Просто психологии мне однажды стало мало. Решила углубиться в онкопсихологию, тогда это направление только начинало развиваться. Опыта такого в стране было немного, чтобы все могли глубже понять эту трудную работу и увидеть единомышленников — проводились съезды. На одном таком съезде я встретила девочек из питерского хосписа. Они рассказали про идею открытия выездных служб паллиативной помощи в регионах, искали желающих включиться в этот проект. Ну, кто, как не я? Там же трудно, там плачут, там умирают! Но страшно было очень, я долго думала. Тема детской онкологии особенно тяжела.

Поехала в Питер, покаталась с их выездной службой. Посмотрела в глаза детям, которые не станут взрослыми. Знаете, у них очень тяжелый взгляд, я не всегда могу его выдержать. Глаза маленьких старичков. А вообще дети — они всегда веселые. Ведь их основная задача: радоваться, играть, и чтобы их любили. Хоть больные, хоть здоровые — они дети, до последней минуты. По правилам паллиативной помощи участвовать в похоронах подопечных не рекомендуется. Но все равно каждый раз иду на похороны, я там нужна. И это всегда тяжело. Детская смерть — это страшное и несправедливое событие, но об этом приходится говорить.

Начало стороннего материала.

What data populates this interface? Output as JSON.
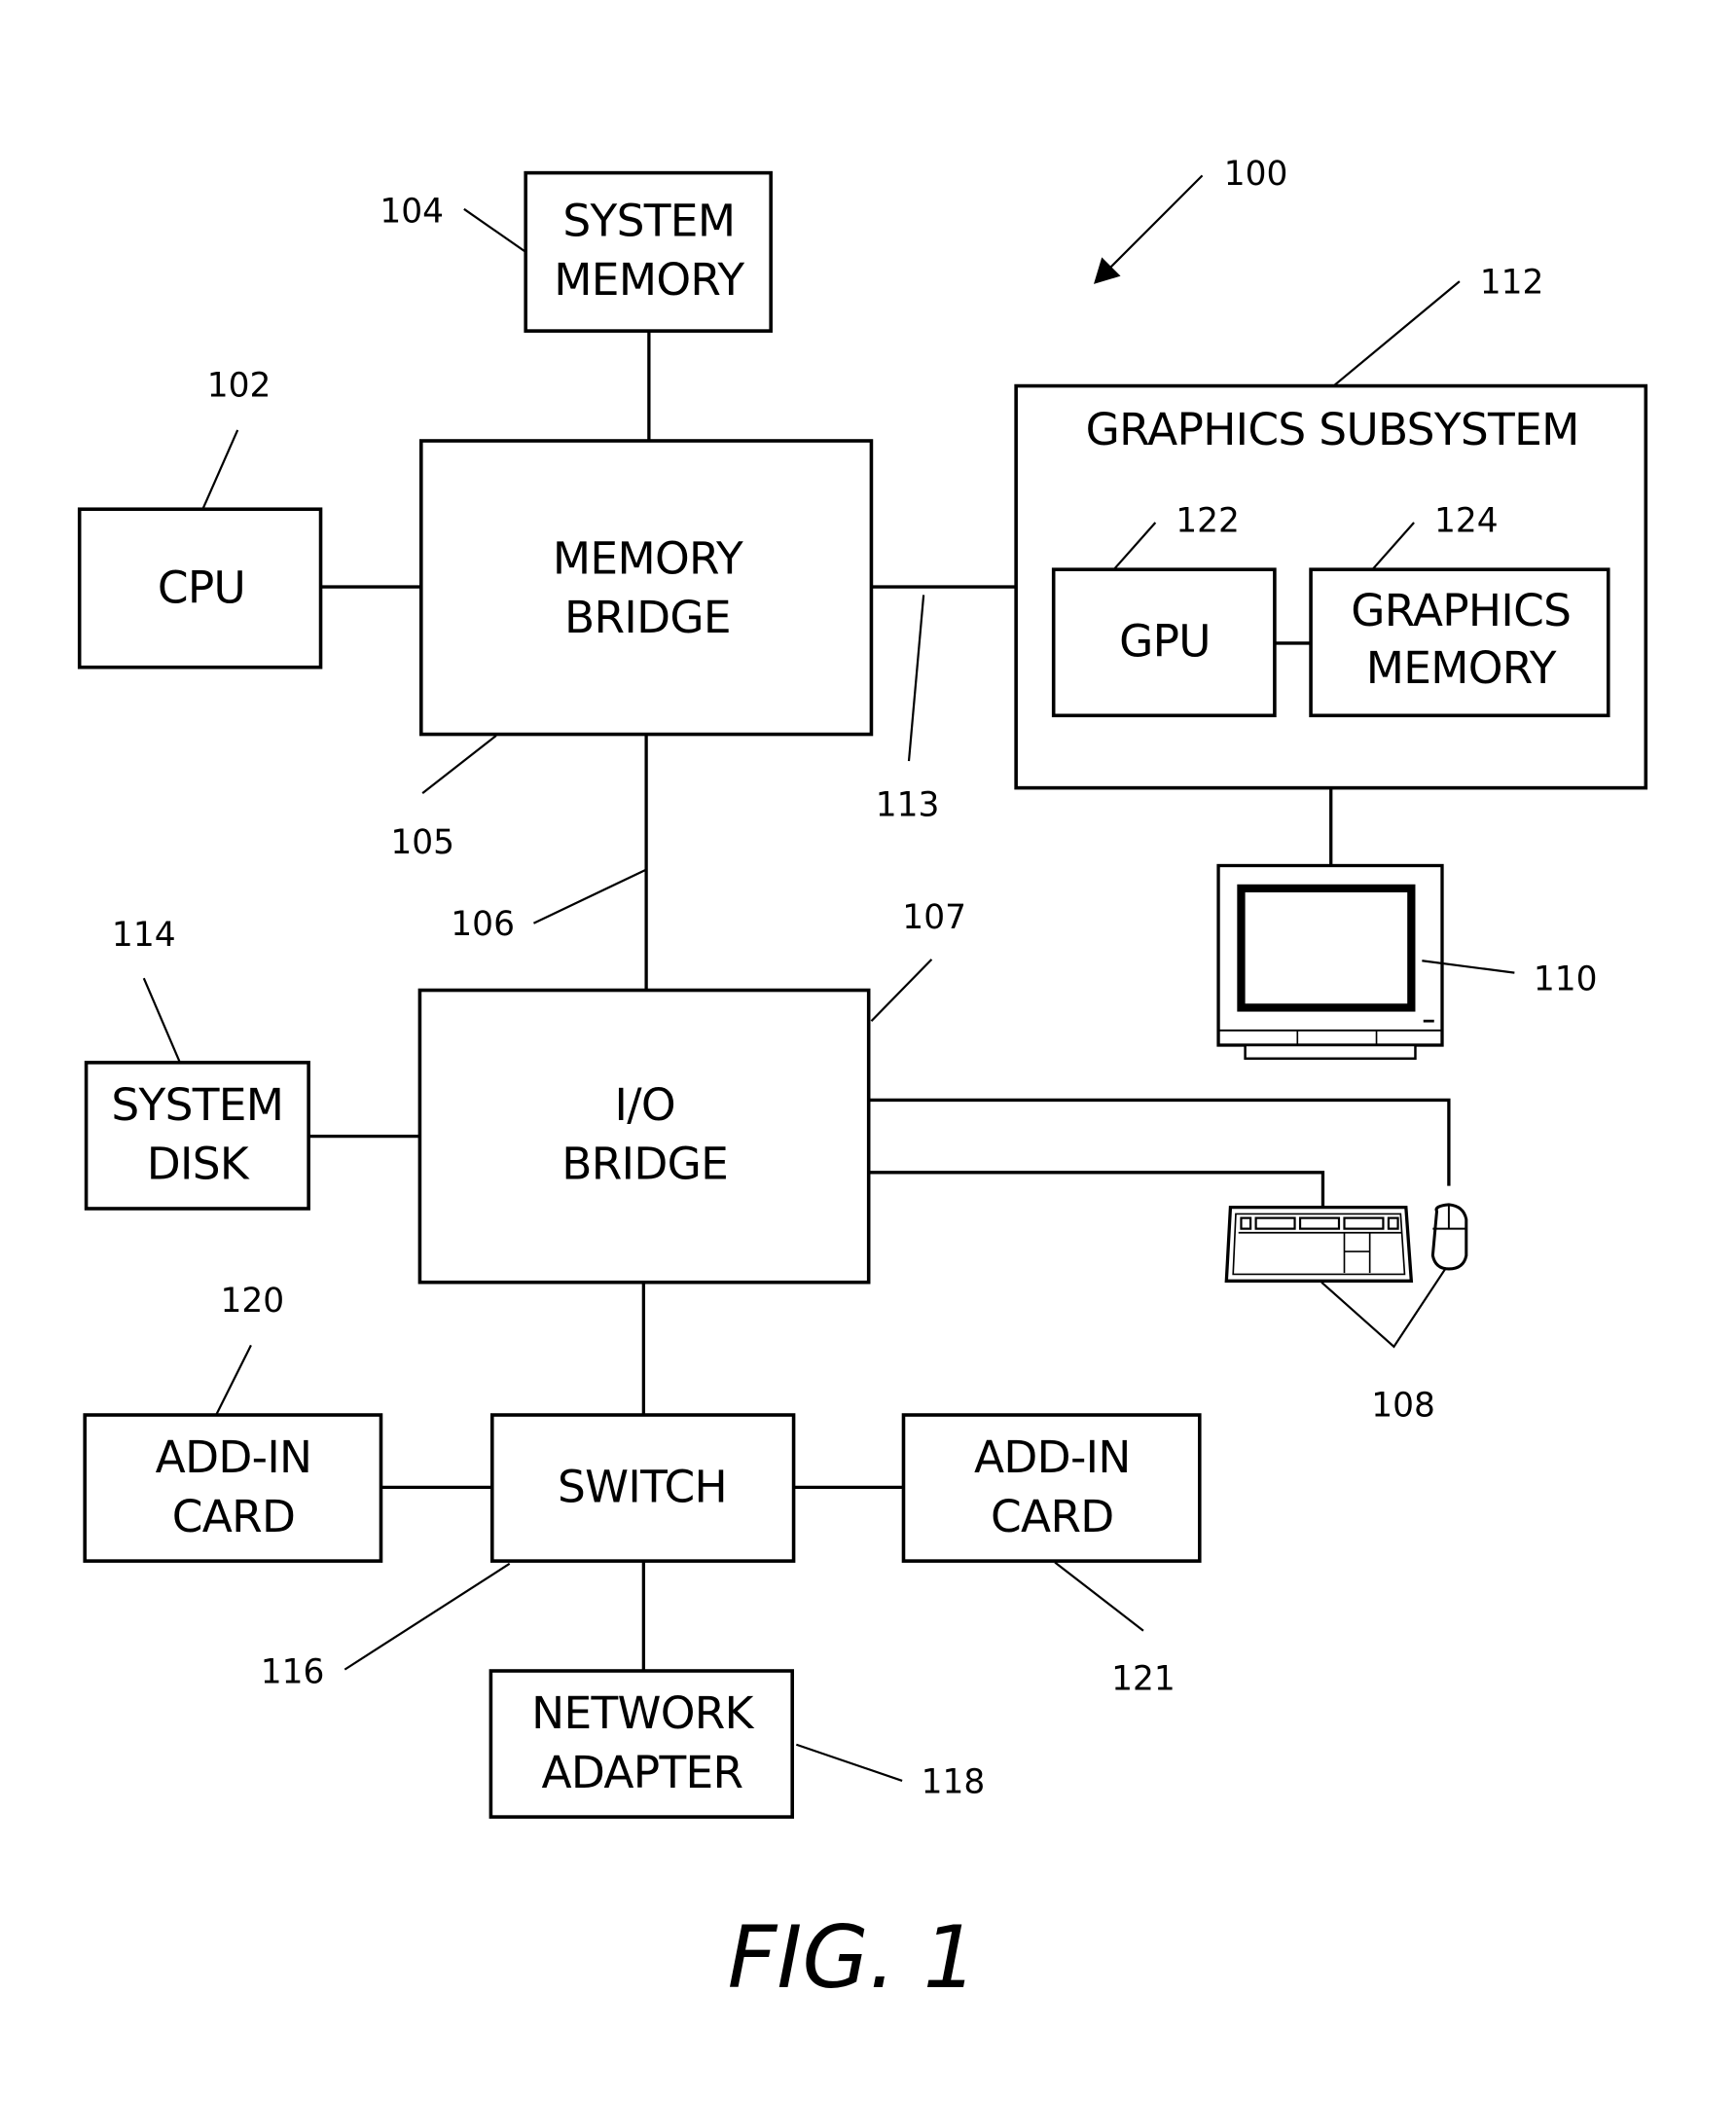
{
  "figure": {
    "caption": "FIG. 1",
    "system_ref": "100"
  },
  "blocks": {
    "system_memory": {
      "lines": [
        "SYSTEM",
        "MEMORY"
      ],
      "ref": "104"
    },
    "cpu": {
      "lines": [
        "CPU"
      ],
      "ref": "102"
    },
    "memory_bridge": {
      "lines": [
        "MEMORY",
        "BRIDGE"
      ],
      "ref": "105"
    },
    "graphics_subsystem": {
      "lines": [
        "GRAPHICS SUBSYSTEM"
      ],
      "ref": "112"
    },
    "gpu": {
      "lines": [
        "GPU"
      ],
      "ref": "122"
    },
    "graphics_memory": {
      "lines": [
        "GRAPHICS",
        "MEMORY"
      ],
      "ref": "124"
    },
    "system_disk": {
      "lines": [
        "SYSTEM",
        "DISK"
      ],
      "ref": "114"
    },
    "io_bridge": {
      "lines": [
        "I/O",
        "BRIDGE"
      ],
      "ref": "107"
    },
    "add_in_card_left": {
      "lines": [
        "ADD-IN",
        "CARD"
      ],
      "ref": "120"
    },
    "switch": {
      "lines": [
        "SWITCH"
      ],
      "ref": "116"
    },
    "add_in_card_right": {
      "lines": [
        "ADD-IN",
        "CARD"
      ],
      "ref": "121"
    },
    "network_adapter": {
      "lines": [
        "NETWORK",
        "ADAPTER"
      ],
      "ref": "118"
    }
  },
  "connections": {
    "bus_106_ref": "106",
    "bus_113_ref": "113"
  },
  "peripherals": {
    "display_ref": "110",
    "input_devices_ref": "108"
  }
}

В первую очередь с матерями. Они ведь связаны, мать и ребенок. Они в одном поле. Ребенок мучается, тяжело уходит. Мать смотрит на него. Я ведь только умом понимаю, что она чувствует в такие моменты. И тогда начинаю объяснять, что ребенка надо отпустить: «Он не уходит, потому что ты его держишь. Отпусти». Это страшно произнести, особенно поначалу.Со временем мне легче стало говорить о смерти. Потому что это всех нас ждет. Время от времени с дочками я завожу эти разговоры. Они, естественно, машут руками и кричат: «Да хватит тебе, мам! Ты с ума сошла!». Но даже у меня с мамой остались недоговоренные вопросы, хотя мы говорили в открытую, дальше некуда. И я сказала ей: «Мам, я тебя отпускаю, не могу смотреть как ты мучаешься. И я не хочу, чтобы эти вопросы остались у моих дочерей».Девочки из Питера тогда дали хороший старт, сказали: «Вот, бери медсестру, водителя с машиной, ты, как психолог, и начинайте ездить». Куда ездить? К кому ездить? У нас ведь больных детей нет, знаете, да? Обращалась в больницы, мне говорили: «До свидания!». Единственный человек, который обрадовался мне, была Людмила Райкина. Она сказала: «Как здорово! А возьмите этого, а еще вот этого, а психов берете?». Первые семьи я вообще находила по интернету, мониторила кричащих о помощи. Войти в семью, живущую бедой — трудно. Люди закрытые, они привыкли к своему одиночеству. Приезжали, разговаривали, понемногу предлагали помощь: питание, памперсы, пеленки, технические расходники. Финансирование взял на себя Санкт-Петербург, но длилось это недолго. Руководитель проекта, батюшка Александр Шевченко, рассказал про какие-то неверно оформленные изначально бумаги и подытожил: «Мы с вами отношения завязываем!». А у меня 11 человек подопечных, я к ним пришла, помощь обещала. Ну и заартачилась, отказалась всё это закончить. Мое упрямство много раз помогало мне выжить. Спросила своих: «Ребята, кто со мной, без зарплаты и с неясными перспективами?». Медсестра сказала: «Извините, я без зарплаты не могу». А водитель, мой первый муж, остался: «Я и так всегда с тобой». И вот мы вдвоем, как два дурака, продолжили начатое. Как могли.

 

«Поехала в Питер, покаталась с их выездной службой. Посмотрела в глаза детям, которые не станут взрослыми. Знаете, у них очень тяжелый взгляд, я не всегда могу его выдержать. Глаза маленьких старичков»


СЕМЕЙНАЯ ИСТОРИЯ

Знакомых «в теме» на тот момент было уже много. Я посоветовалась в Москве со знающими людьми, они порекомендовали открыть фонд. Я два месяца писала устав. Зарегистрировала на свой страх и риск. Конечно, были у меня радостные ожидания, что сейчас все включатся, фонд же. Но не тут-то было — продолжили ездить за счет собственных средств, точнее, мужниных. Своих у меня не было. Он пытался зарабатывать и на семью, и на выездную службу. Но потом понял, что это «прорва». И тогда впервые ушел. Сейчас у нас неплохо получается собирать на какого-то конкретного ребенка — люди отзываются. Но на системные вещи — нет. В последние годы паллиативная помощь развивается на уровне страны. Но тяжелый процесс, медленный. Для муниципальных и региональных структур — ещё и осложненный тяжестью бюрократической работы. Такие НКО, как мы — подвижнее, не так зажаты рамками, можем быстрее откликнуться на реальный крик о помощи. Паллиативными взрослыми в области занимается фонд «Вместе». «Ради жизни» больше внимания уделяет детям.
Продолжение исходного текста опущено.